And I’m not just saying that because of it’s name or because the price tag falls under the $20 mark.
And I’m not saying that because it knocks me out enough that I barely hear the howling and scuffling and skidding and hairball hurling, and scrapping and patty-caking and whatever else it is these freakish hellions are doing while I am trying so desperately to sleep.

But also because

it tastes really good.

Wine aficionados may beg differ. I don’t know and I don’t care.

I don’t actually even know how these things work. They sniff, they swirl, they inspect the legs and go on about fruity, smoky, woody somethings and notes and what-have-yous.

I open. I smell. I sip. I like.

Or, I hate it and I spit it out.

Or… I hate it and drink it anyway because honestly,

are lively sharp notes of overripe fruit and battery acid with a crisp sauerkrautish finish, (Wonderful with poached chicken, or paired with Chevre) not worth the esophagus burn if it means a sudden burst of unwarranted self-confidence, an impromptu dance party with the dogs, and sleeping through your pain, fears, and heartbreak, even if only for just one night?

But the bonus here is, that La Vespa is none of those things. La Vespa is a dry, full-bodied and fruity red with a complex and intense nose. I taste blackberry or currants or cherry even, and something woody and almost like a soft pipe tobacco. On the palate, it has fleshy tannins, and a broad texture.

Don’t believe me? even ask

BANDOL20 – ” Fruité, notes de cassis. Vin à l’attaque fruitée avec des tanins assez gouleyants. Pas très structuré mais d’une bonne générosité. Quelques notes de mie de pain. La finale est sur le fruit avec juste un peu de bois. ”

or

Larseman – “Mycket bättre än vad jag minns förra gången. Kryddig (lagerblad, vitpeppar?) doft, körsbärskärnor, lite mandel, ganska mycket fat (läder) utan att vara påträngande. Medelfyllig, fina tanniner, medelstram, bra längd med ett syrligt slut.”

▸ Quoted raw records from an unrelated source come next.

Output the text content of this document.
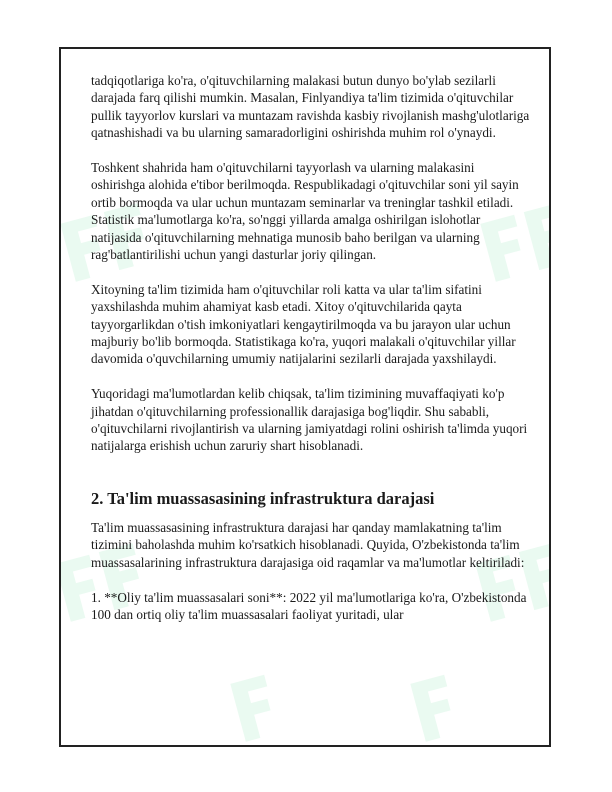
tadqiqotlariga ko'ra, o'qituvchilarning malakasi butun dunyo bo'ylab sezilarli darajada farq qilishi mumkin. Masalan, Finlyandiya ta'lim tizimida o'qituvchilar pullik tayyorlov kurslari va muntazam ravishda kasbiy rivojlanish mashg'ulotlariga qatnashishadi va bu ularning samaradorligini oshirishda muhim rol o'ynaydi.

Toshkent shahrida ham o'qituvchilarni tayyorlash va ularning malakasini oshirishga alohida e'tibor berilmoqda. Respublikadagi o'qituvchilar soni yil sayin ortib bormoqda va ular uchun muntazam seminarlar va treninglar tashkil etiladi. Statistik ma'lumotlarga ko'ra, so'nggi yillarda amalga oshirilgan islohotlar natijasida o'qituvchilarning mehnatiga munosib baho berilgan va ularning rag'batlantirilishi uchun yangi dasturlar joriy qilingan.

Xitoyning ta'lim tizimida ham o'qituvchilar roli katta va ular ta'lim sifatini yaxshilashda muhim ahamiyat kasb etadi. Xitoy o'qituvchilarida qayta tayyorgarlikdan o'tish imkoniyatlari kengaytirilmoqda va bu jarayon ular uchun majburiy bo'lib bormoqda. Statistikaga ko'ra, yuqori malakali o'qituvchilar yillar davomida o'quvchilarning umumiy natijalarini sezilarli darajada yaxshilaydi.

Yuqoridagi ma'lumotlardan kelib chiqsak, ta'lim tizimining muvaffaqiyati ko'p jihatdan o'qituvchilarning professionallik darajasiga bog'liqdir. Shu sababli, o'qituvchilarni rivojlantirish va ularning jamiyatdagi rolini oshirish ta'limda yuqori natijalarga erishish uchun zaruriy shart hisoblanadi.

2. Ta'lim muassasasining infrastruktura darajasi

Ta'lim muassasasining infrastruktura darajasi har qanday mamlakatning ta'lim tizimini baholashda muhim ko'rsatkich hisoblanadi. Quyida, O'zbekistonda ta'lim muassasalarining infrastruktura darajasiga oid raqamlar va ma'lumotlar keltiriladi:

1. **Oliy ta'lim muassasalari soni**: 2022 yil ma'lumotlariga ko'ra, O'zbekistonda 100 dan ortiq oliy ta'lim muassasalari faoliyat yuritadi, ular
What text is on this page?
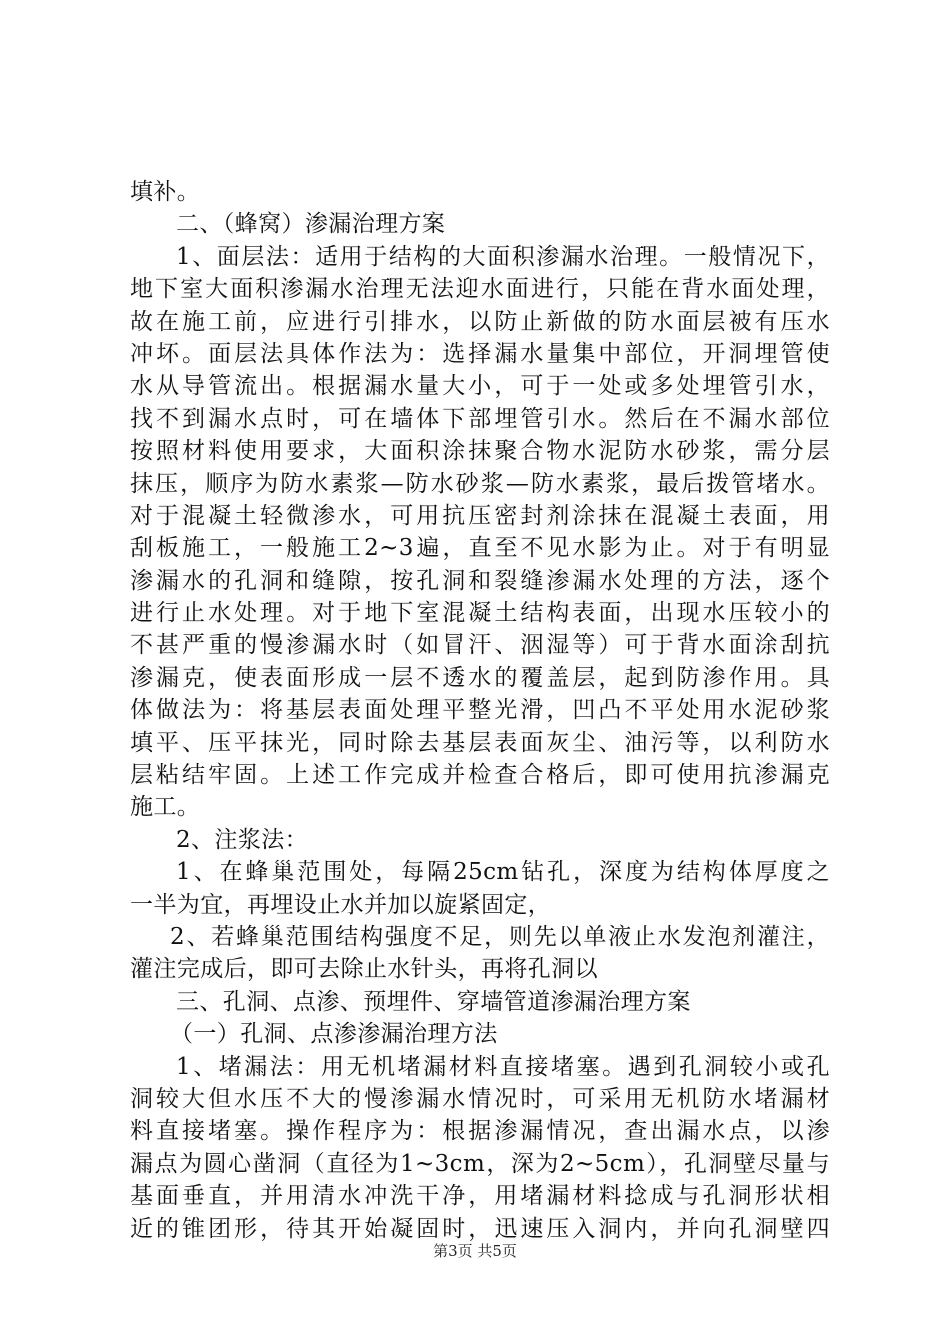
填补。
二、（蜂窝）渗漏治理方案
1、面层法：适用于结构的大面积渗漏水治理。一般情况下，
地下室大面积渗漏水治理无法迎水面进行，只能在背水面处理，
故在施工前，应进行引排水，以防止新做的防水面层被有压水
冲坏。面层法具体作法为：选择漏水量集中部位，开洞埋管使
水从导管流出。根据漏水量大小，可于一处或多处埋管引水，
找不到漏水点时，可在墙体下部埋管引水。然后在不漏水部位
按照材料使用要求，大面积涂抹聚合物水泥防水砂浆，需分层
抹压，顺序为防水素浆—防水砂浆—防水素浆，最后拨管堵水。
对于混凝土轻微渗水，可用抗压密封剂涂抹在混凝土表面，用
刮板施工，一般施工2~3遍，直至不见水影为止。对于有明显
渗漏水的孔洞和缝隙，按孔洞和裂缝渗漏水处理的方法，逐个
进行止水处理。对于地下室混凝土结构表面，出现水压较小的
不甚严重的慢渗漏水时（如冒汗、洇湿等）可于背水面涂刮抗
渗漏克，使表面形成一层不透水的覆盖层，起到防渗作用。具
体做法为：将基层表面处理平整光滑，凹凸不平处用水泥砂浆
填平、压平抹光，同时除去基层表面灰尘、油污等，以利防水
层粘结牢固。上述工作完成并检查合格后，即可使用抗渗漏克
施工。
2、注浆法：
1、在蜂巢范围处，每隔25cm钻孔，深度为结构体厚度之
一半为宜，再埋设止水并加以旋紧固定，
2、若蜂巢范围结构强度不足，则先以单液止水发泡剂灌注，
灌注完成后，即可去除止水针头，再将孔洞以
三、孔洞、点渗、预埋件、穿墙管道渗漏治理方案
（一）孔洞、点渗渗漏治理方法
1、堵漏法：用无机堵漏材料直接堵塞。遇到孔洞较小或孔
洞较大但水压不大的慢渗漏水情况时，可采用无机防水堵漏材
料直接堵塞。操作程序为：根据渗漏情况，查出漏水点，以渗
漏点为圆心凿洞（直径为1~3cm，深为2~5cm），孔洞壁尽量与
基面垂直，并用清水冲洗干净，用堵漏材料捻成与孔洞形状相
近的锥团形，待其开始凝固时，迅速压入洞内，并向孔洞壁四
第3页 共5页
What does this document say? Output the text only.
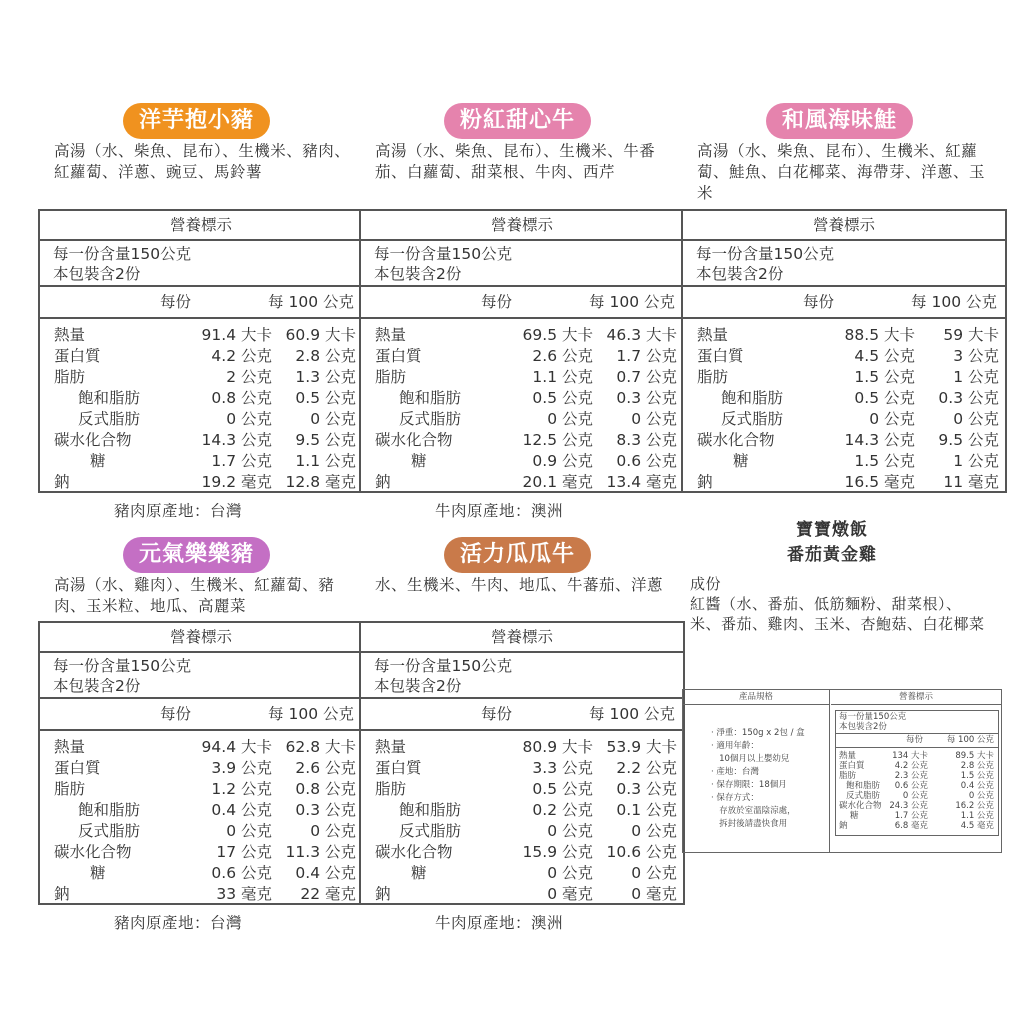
洋芋抱小豬
高湯（水、柴魚、昆布）、生機米、豬肉、紅蘿蔔、洋蔥、豌豆、馬鈴薯
營養標示
每一份含量150公克
本包裝含2份
每份	每 100 公克
熱量	91.4 大卡 60.9 大卡
蛋白質	4.2 公克 2.8 公克
脂肪	2 公克 1.3 公克
飽和脂肪	0.8 公克 0.5 公克
反式脂肪	0 公克 0 公克
碳水化合物	14.3 公克 9.5 公克
糖	1.7 公克 1.1 公克
鈉	19.2 毫克 12.8 毫克
豬肉原產地：台灣
粉紅甜心牛
高湯（水、柴魚、昆布）、生機米、牛番茄、白蘿蔔、甜菜根、牛肉、西芹
營養標示
每一份含量150公克
本包裝含2份
每份	每 100 公克
熱量	69.5 大卡 46.3 大卡
蛋白質	2.6 公克 1.7 公克
脂肪	1.1 公克 0.7 公克
飽和脂肪	0.5 公克 0.3 公克
反式脂肪	0 公克 0 公克
碳水化合物	12.5 公克 8.3 公克
糖	0.9 公克 0.6 公克
鈉	20.1 毫克 13.4 毫克
牛肉原產地：澳洲
和風海味鮭
高湯（水、柴魚、昆布）、生機米、紅蘿蔔、鮭魚、白花椰菜、海帶芽、洋蔥、玉米
營養標示
每一份含量150公克
本包裝含2份
每份	每 100 公克
熱量	88.5 大卡 59 大卡
蛋白質	4.5 公克 3 公克
脂肪	1.5 公克 1 公克
飽和脂肪	0.5 公克 0.3 公克
反式脂肪	0 公克 0 公克
碳水化合物	14.3 公克 9.5 公克
糖	1.5 公克 1 公克
鈉	16.5 毫克 11 毫克
元氣樂樂豬
高湯（水、雞肉）、生機米、紅蘿蔔、豬肉、玉米粒、地瓜、高麗菜
營養標示
每一份含量150公克
本包裝含2份
每份	每 100 公克
熱量	94.4 大卡 62.8 大卡
蛋白質	3.9 公克 2.6 公克
脂肪	1.2 公克 0.8 公克
飽和脂肪	0.4 公克 0.3 公克
反式脂肪	0 公克 0 公克
碳水化合物	17 公克 11.3 公克
糖	0.6 公克 0.4 公克
鈉	33 毫克 22 毫克
豬肉原產地：台灣
活力瓜瓜牛
水、生機米、牛肉、地瓜、牛蕃茄、洋蔥
營養標示
每一份含量150公克
本包裝含2份
每份	每 100 公克
熱量	80.9 大卡 53.9 大卡
蛋白質	3.3 公克 2.2 公克
脂肪	0.5 公克 0.3 公克
飽和脂肪	0.2 公克 0.1 公克
反式脂肪	0 公克 0 公克
碳水化合物	15.9 公克 10.6 公克
糖	0 公克 0 公克
鈉	0 毫克 0 毫克
牛肉原產地：澳洲
寶寶燉飯
番茄黃金雞
成份
紅醬（水、番茄、低筋麵粉、甜菜根）、米、番茄、雞肉、玉米、杏鮑菇、白花椰菜
產品規格
‧ 淨重：150g x 2包 / 盒
‧ 適用年齡：
10個月以上嬰幼兒
‧ 產地：台灣
‧ 保存期限：18個月
‧ 保存方式：
存放於室溫陰涼處，
拆封後請盡快食用
營養標示
每一份量150公克
本包裝含2份
每份	每 100 公克
熱量	134 大卡	89.5 大卡
蛋白質	4.2 公克	2.8 公克
脂肪	2.3 公克	1.5 公克
飽和脂肪 0.6 公克	0.4 公克
反式脂肪	0 公克	0 公克
碳水化合物 24.3 公克	16.2 公克
糖	1.7 公克	1.1 公克
鈉	6.8 毫克	4.5 毫克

Buy it. Drink it. Love it.

Or buy it for me. I’ll drink it and (subsequently) love you.

Speaking of the future kitchen mats/fur bikinis that I affectionately refer to as “the cats”, I hate their guts. Each and every single one of their tennis racket & Violin string making guts.

And if what’s-her-name doesn’t come home soon, if ever, I’m going to sell them all for wine money.

So if any of you see the drunken carefree sea-tart on the beach this week, feel free to pass that message on. And while you’re at it. Tell her that I am also going to paint her car pink with sparkles.
And then I’m going to empty and rent out her closet.

To myself.

And I’m going to pay myself with cats.

Which I will then sell. For more wine money.